新しい勤め先である暁商会は輸入販売を主としている。純利益が安定していることと、海外ブランチの社員を募集しておりその一つにこの国が含まれていたことを重視して角都は転職先を決めた。現地スタッフは角都の権限で雇用できる。ところが新しく契約社員となった飛段は待遇に無頓着で、契約内容を説明しようとする角都をうるさがった。何でもいいってェ、えっホケン?保険なんかいらねーよ、クビになったって元に戻るだけだしよォ、賞与ってボーナスのことだろ、ジャシン教にゃ寄進制度がないからなァ、カネはあってもいいけど別になくてもかまわねーぜ。ヤシの葉で葺かれた張り出し屋根の下、前夜の飲み食いの跡が残る机で、しかたなく角都はすべての書類を代筆した。できる限りの手当を適用し、通訳や運転手としての加算分を積算すると、飛段の収入はまずまずの額となったが、それを教えてやっても肝心の本人がまったくありがたがらないので角都はムッとした。せっかくの善意が報われず、消化できないもやもやが胸にたまっていく。そんな相手をおもんぱかることなく飛段が、あっそーだ、と頭の悪そうな声を張り上げる。オレの肩書は何だよ、オメーより長くここにいんだからオメーより下ってこたーねーよなァ、オメーって会社のなんなの、課長?んじゃオレは部長ってことでいいかァ。バカバカしいたわごとにつきあえず、角都は相手を無視して書類を書き上げる。何かと忙しく、空港で抱擁して以来特に相手に触れていないのだが、もやもやに任せて今夜は少し無茶をしてもいいかもしれない。

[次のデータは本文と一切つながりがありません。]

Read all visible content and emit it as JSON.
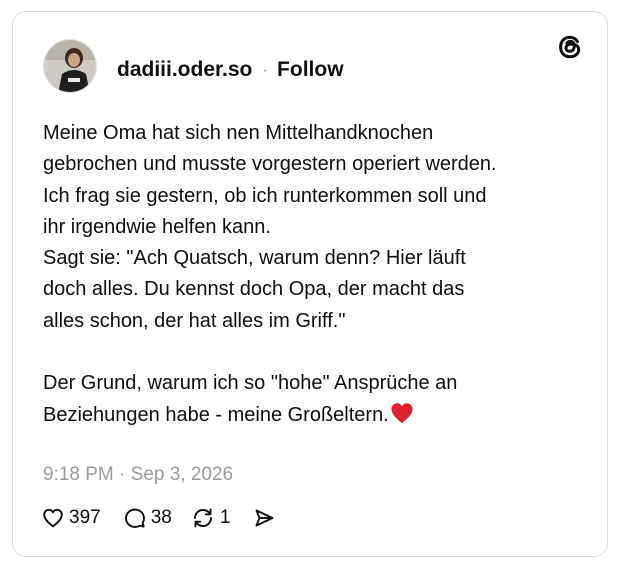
{
  "post": {
    "username": "dadiii.oder.so",
    "separator": "·",
    "follow_label": "Follow",
    "avatar_icon": "profile-photo",
    "text_lines": [
      "Meine Oma hat sich nen Mittelhandknochen",
      "gebrochen und musste vorgestern operiert werden.",
      "Ich frag sie gestern, ob ich runterkommen soll und",
      "ihr irgendwie helfen kann.",
      "Sagt sie: \"Ach Quatsch, warum denn? Hier läuft",
      "doch alles. Du kennst doch Opa, der macht das",
      "alles schon, der hat alles im Griff.\""
    ],
    "text_lines_2": [
      "Der Grund, warum ich so \"hohe\" Ansprüche an",
      "Beziehungen habe - meine Großeltern."
    ],
    "emoji": "red-heart",
    "timestamp": "9:18 PM · Sep 3, 2026",
    "stats": {
      "likes": "397",
      "replies": "38",
      "reposts": "1"
    }
  },
  "icons": {
    "platform_logo": "threads-logo-icon",
    "like": "heart-icon",
    "reply": "speech-bubble-icon",
    "repost": "repost-icon",
    "share": "send-icon"
  },
  "colors": {
    "text": "#101010",
    "muted": "#9a9a9a",
    "border": "#dcdcdc",
    "heart_emoji": "#e0202c"
  }
}
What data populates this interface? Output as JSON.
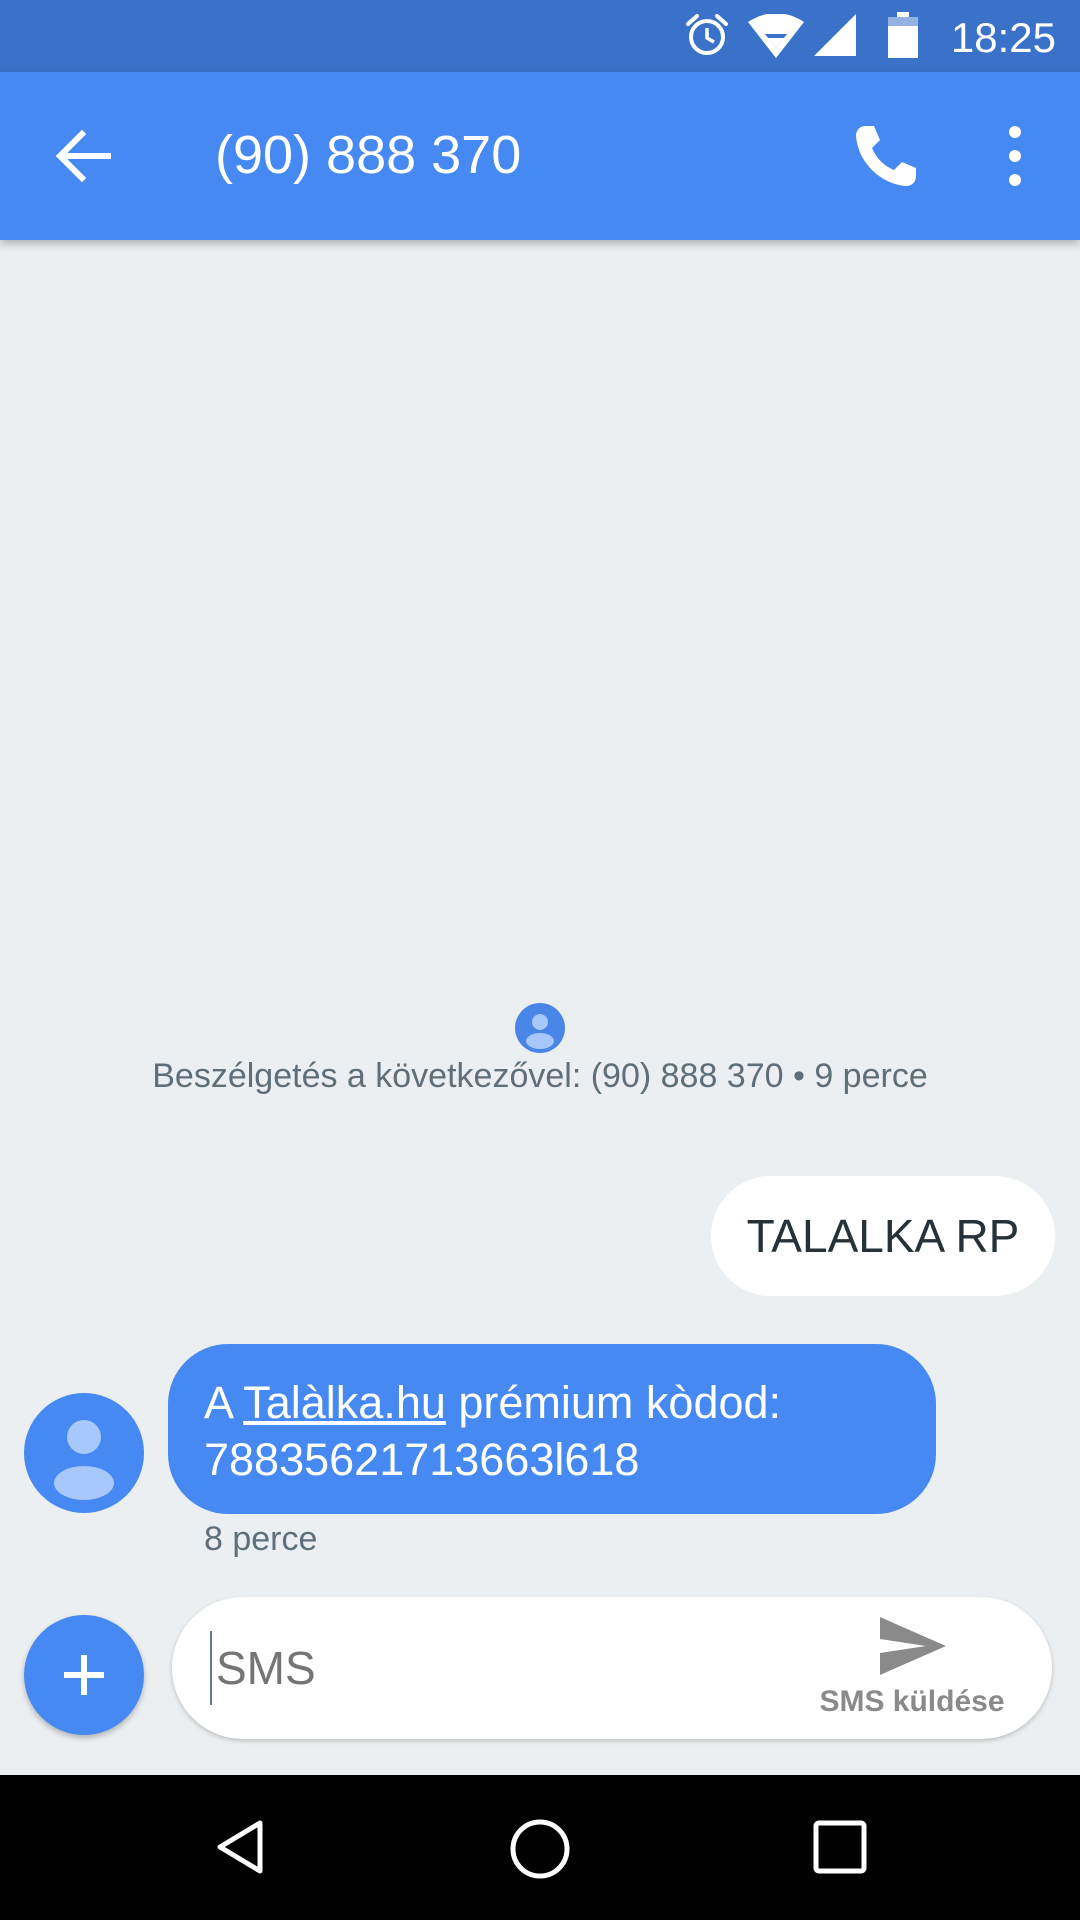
{
  "status_bar": {
    "time": "18:25",
    "icons": [
      "alarm-icon",
      "wifi-icon",
      "cell-signal-icon",
      "battery-icon"
    ]
  },
  "app_bar": {
    "title": "(90) 888 370",
    "icons": [
      "back-arrow-icon",
      "phone-icon",
      "more-vert-icon"
    ]
  },
  "conversation": {
    "header": "Beszélgetés a következővel: (90) 888 370 • 9 perce",
    "messages": [
      {
        "direction": "outgoing",
        "text": "TALALKA RP"
      },
      {
        "direction": "incoming",
        "prefix": "A ",
        "link": "Talàlka.hu",
        "suffix": " prémium kòdod:",
        "code": "78835621713663l618",
        "time": "8 perce"
      }
    ]
  },
  "compose": {
    "placeholder": "SMS",
    "send_label": "SMS küldése"
  },
  "nav_bar": {
    "icons": [
      "back-triangle-icon",
      "home-circle-icon",
      "recents-square-icon"
    ]
  },
  "colors": {
    "status_bar": "#3b72c9",
    "app_bar": "#4689f2",
    "background": "#eceff1",
    "incoming_bubble": "#4689f2",
    "outgoing_bubble": "#ffffff"
  }
}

そんな薄暗い思いの角都の前で飛段はプラスチックの椅子にひっくり返り、わきを通る隣家の女性に就職の報告をする。おばちゃんオレ会社、カンパニーの部長になったぜすげーだろ、なにカンパニーって仲間って意味なの、んじゃオレたちみんなカンパニーじゃん、こいつ課長でオレ部長、おばちゃん専務なゲハハァ。角都は苛立ちもあらわにペンで机を叩き、飛段にそのペンを握らせて契約書に署名させる。その頭上では鳥が鳥にしかできない方法で空を飛び、足元では犬が腹を見せて身をくねらせ犬であることを楽しんでいた。こうして角都は受け入れられ、思い通りにならない諸々のことがらと悪戦苦闘しつつ、人の生を謳歌することになったのである。